In 1964, Michelangelo Antonioni, an Italian director already famed for a painterly impressionism in black & white cinema, moved into color with Red Desert, starring Monica Vitti & Richard Harris. Il Deserto rosso was a landmark film in the use of color not merely as found material, but as a thematic element of the film itself, with long languid scenes in which hardly anything happened but the passing of a tanker outside seen through a window. In one scene, Harris finally beds Vitti in a white bedroom. The lights go out, but when they come back on, everything is bathed in a pale pink glow. Color, some people said, would never be the same in cinema.
Well, hardly. Antonioni’s next film, Blow Up, was a huge international hit – one of the defining films of the sixties, along with a few by Godard, the Beatles films, Bonnie & Clyde, Woodstock & Peter Fonda’s adventures as Captain America in Easy Rider. Antonioni used color, and a whole palette of other devices borrowed from photography in Blow Up, but where you saw this obsession with pigment or hue next was in Godard’s 1972 collaboration with D.A. Pennebaker, One P.M., requiring extras to show up in brown sports coats, literally gluing fake leaves onto trees to create the right seasonal effect, then again with Antonioni’s 1975 The Passenger, an attempt on the director’s part to again get back to the world market with Jack Nicholson traipsing through a scenic Sahara that directly anticipates Bertolucci’s Sheltering Sky.
But the painterly use of color from film largely dissolves after this, only to return in, of all places, China, first in the hands of Yimou Zhang, himself a former photographer, especially in Hero, each of whose Rashômon-like versions of the tale is accorded its own thematic color – red, green, blue, white. Now I see it again in Kar Wai Wong’s 2046, a film that could have been subtitled Son of Red Desert. Why am I not surprised that, along with Steven Soderbergh (director of Sex, Lies & Videotape, Traffic and Solaris), Kar Wai Wong & Antonioni are directors of the anthology project, Eros? Color as a drug, anyone?
2046 has done well enough playing in the art houses in the US, that this year’s tally by the Village Voice of all the top ten, top twenty lists in American newspapers found it to be the second-highest rated film of the year, behind only A History of Violence. That’s pretty good for a film whose structure is prolix & almost haphazard (and which sort of dissolves toward the end). It’s a tale about that interesting border in relationships where friendship becomes love or love becomes friendship & what happens when one of the characters – the protagonist – really is closed off to love itself.
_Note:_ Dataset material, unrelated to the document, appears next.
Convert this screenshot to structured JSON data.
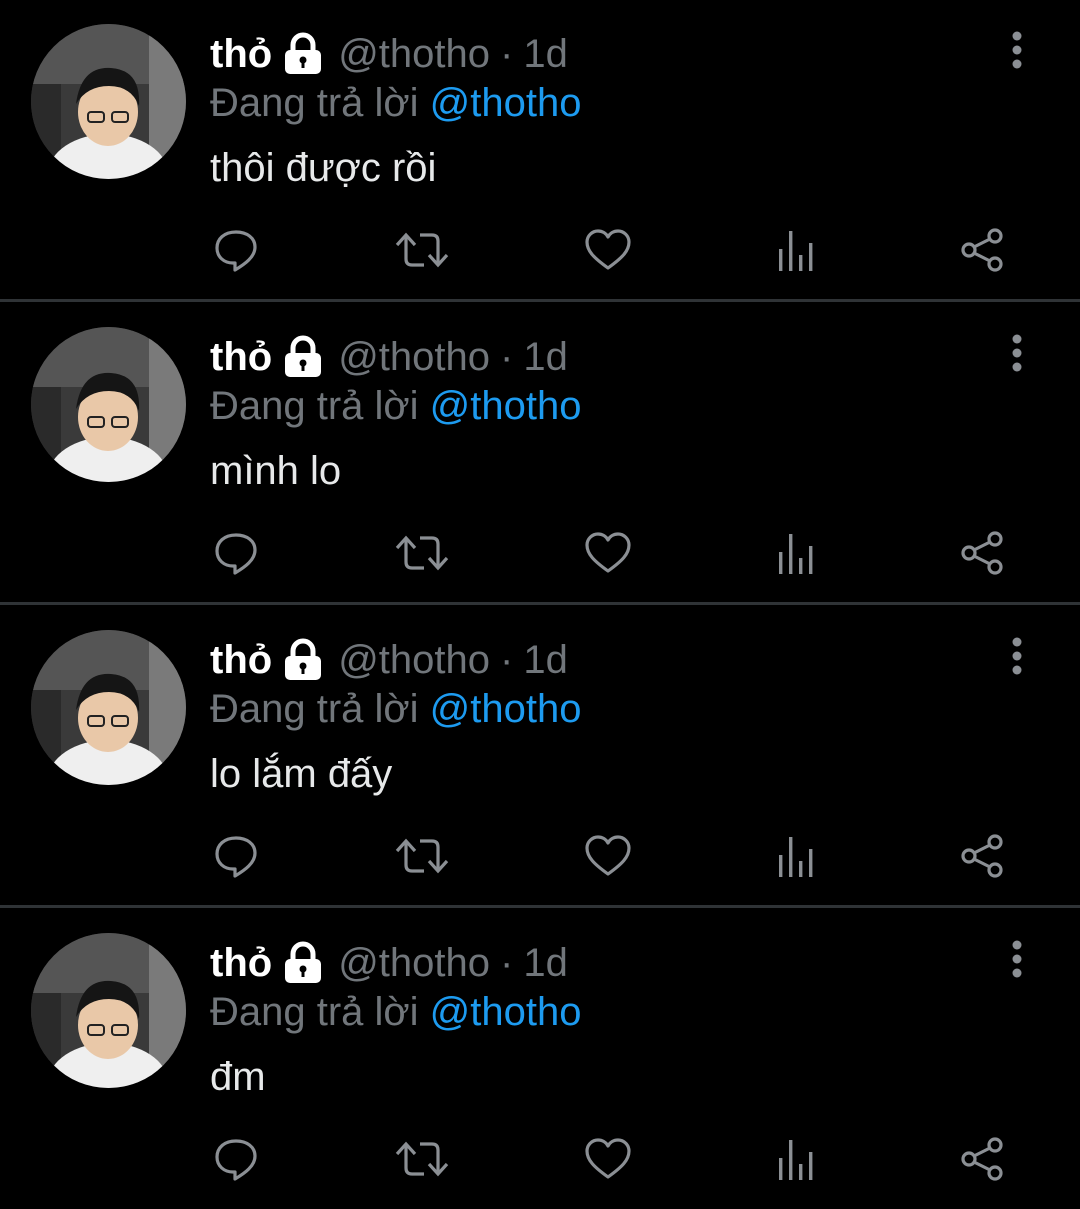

Because his lovers seem invariably to live in the apartment next door, 2046, he writes a science fiction novel about a train that goes to that year, where nothing ever changes & from which only that tale’s protagonist has ever returned. All of this is set in Hong Kong, tho frankly it could have been shot in a studio anywhere in the world. Hong Kong, as you might remember, was incorporated into the People’s Republic of China on July 1, 1997, with the promise that the PRC would not interfere with its autonomy for 50 years: 2046.
But what makes this film is its lavish use of color & with the idea that the screen need not be filled – that one could show just its right side, as tho it were a swatch of paint on a larger canvas, or possibly just the left. The film is almost entirely shot in the deepest reds & palest greens imaginable. As is true in Red Desert – or in a black & white classic like Eustache’s The Mother & the Whore – the film develops slowly & often feels like an attempt to slow time down. Conversations are held with only one head showing, or only the torsos, there are repeated scenes focusing only on the feet as characters walk down a street or twirl round & round in a slow conversation.
What makes 2046 most interesting is the way in which it challenges the idea that films come in rectangles, yet of course it never fully breaks free – it was filmed to be shown in theaters, not on the side of art school walls. I had a sense – tho Krishna disagrees with this – that the bright yellow subtitles (the film itself makes ample use of Chinese inter-titles) often distracted from the pure red or pure green essence of a scene & I wondered what might have happened had the color of those words been coordinated with that of the screen itself. And then I wondered what this film would seem like to a person who was color blind.